“Gratuità” è una brutta parola: induce a credere che le cose possano avere un valore solo venale e che l’oggetto, in quanto gratuito, di per sè valga poco. Ciononostante, però, tutti desiderano avere qualcosa “gratis”. Perfino quello che lo è già. Sui giornali, ad esempio.

Sì, ma quanto costa?“.
Il sopracciglio dell’interlocutore si alza, l’espressione del suo viso si irrigidisce nel tentativo di non apparire brusco, ma risultare comunque convincente.
Gelo.
Hai appena chiesto informazioni, scopo recensione, a qualcuno che fa qualcosa: vino, auto, libri, servizi.
Un’idea di cosa scrivere ce l’hai già, hai fatto tutte le tue verifiche, insomma hai bisogno solo di notizie di dettaglio che certamente non ti faranno cambiare opinione. Quindi non c’è motivo di nasconderti: vai dall’interessato e gliele chiedi.
Ma lui, appreso che vuoi recensire (spesso non coglie che la recensione la farai comunque, anche a prescindere dalle sue risposte), crede di mangiare la foglia e, atteggiandosi a chi la sa lunga, se ne esce con la fatidica domanda.
Io di solito rispondo pacatamente, senza scaldarmi troppo, con una semplice precisazione.
A lei non costa niente – dico – perchè è l’editore che mi paga“.
E’ chiaro però che la cosa mette a disagio perchè quell’interrogativo dimostra che, a lui, qualcuno i soldi li ha chiesti. Oppure crede che siano dovuti, il che è la stessa cosa. Se non peggio.

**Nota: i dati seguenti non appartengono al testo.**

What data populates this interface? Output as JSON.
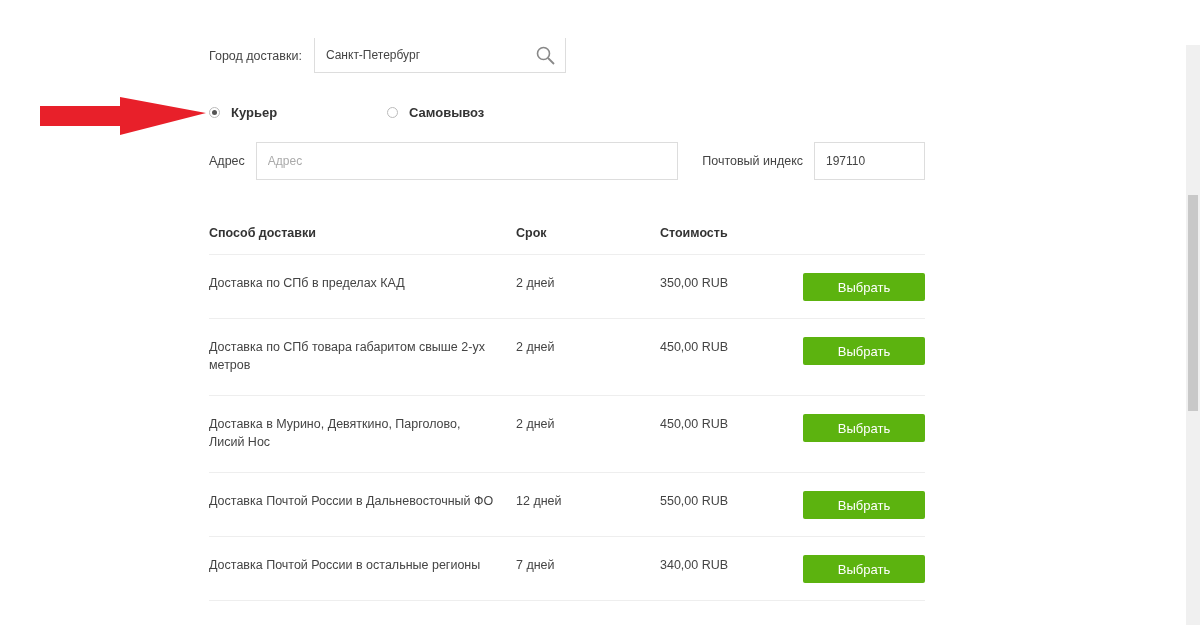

Insomma l’equivoco delle “recensioni gratis” c’è. Esiste.
Il bello è che invece le recensioni gratis non esistono.
Non esistono perchè, appunto, il giornalista è pagato dell’editore e pertanto non lavora gratis.
Inoltre non esistono perchè, anche quando la recensione è fatta per “rinforzare” un’inserzione pubblicitaria, a maggior ragione la gratuità non c’è per nessuno: nè per chi scrive (vedi sopra), nè per chi ne beneficia (cioè paga).
Allora perchè tutti ne parlano e aspirano ad avere queste benedette “recensioni gratis”?
Semplice: perchè si tende a credere sane certe pratiche patologiche che invece inquinano la linearità della filiera prodotto-giornalista-editore-recensione.
Come il giornalista che prende sottobanco la mazzetta dal recensito e gli verga una recensione encomiastica, oppure il falso giornalista che si inventa un portale e vende gli spazi pubblicitari sotto forma di recensioni, oppure il venditore di pubblicità che truffa il cliente-babbaleo spacciandogli la reclame per un articolo.
E ancora il blogger che, senza vincoli deontologici (nè – per ora – controlli fiscali), agendo come editore di se stesso può permettersi di mescolare disinvoltamente informazione e pubblicità e, quindi, recensioni e marchette, trasformando ogni riga in una fonte di potenziale guadagno e dispensando talvolta, bontà sua, anche qualche “gratuità“.
Solleticando così i succhi gastrici di chi pensa di risparmiare assicurandosi articoli “gratis”, senza capire che non si tratta di informazione. Ma per favore…
Poi si apre il capitolo di chi, pur giornalista, scrive gratis e, tenendo famiglia, deve sbarcare il lunario.
Di questo però meglio parlarne un’altra volta, sennò mi viene il mal di fegato.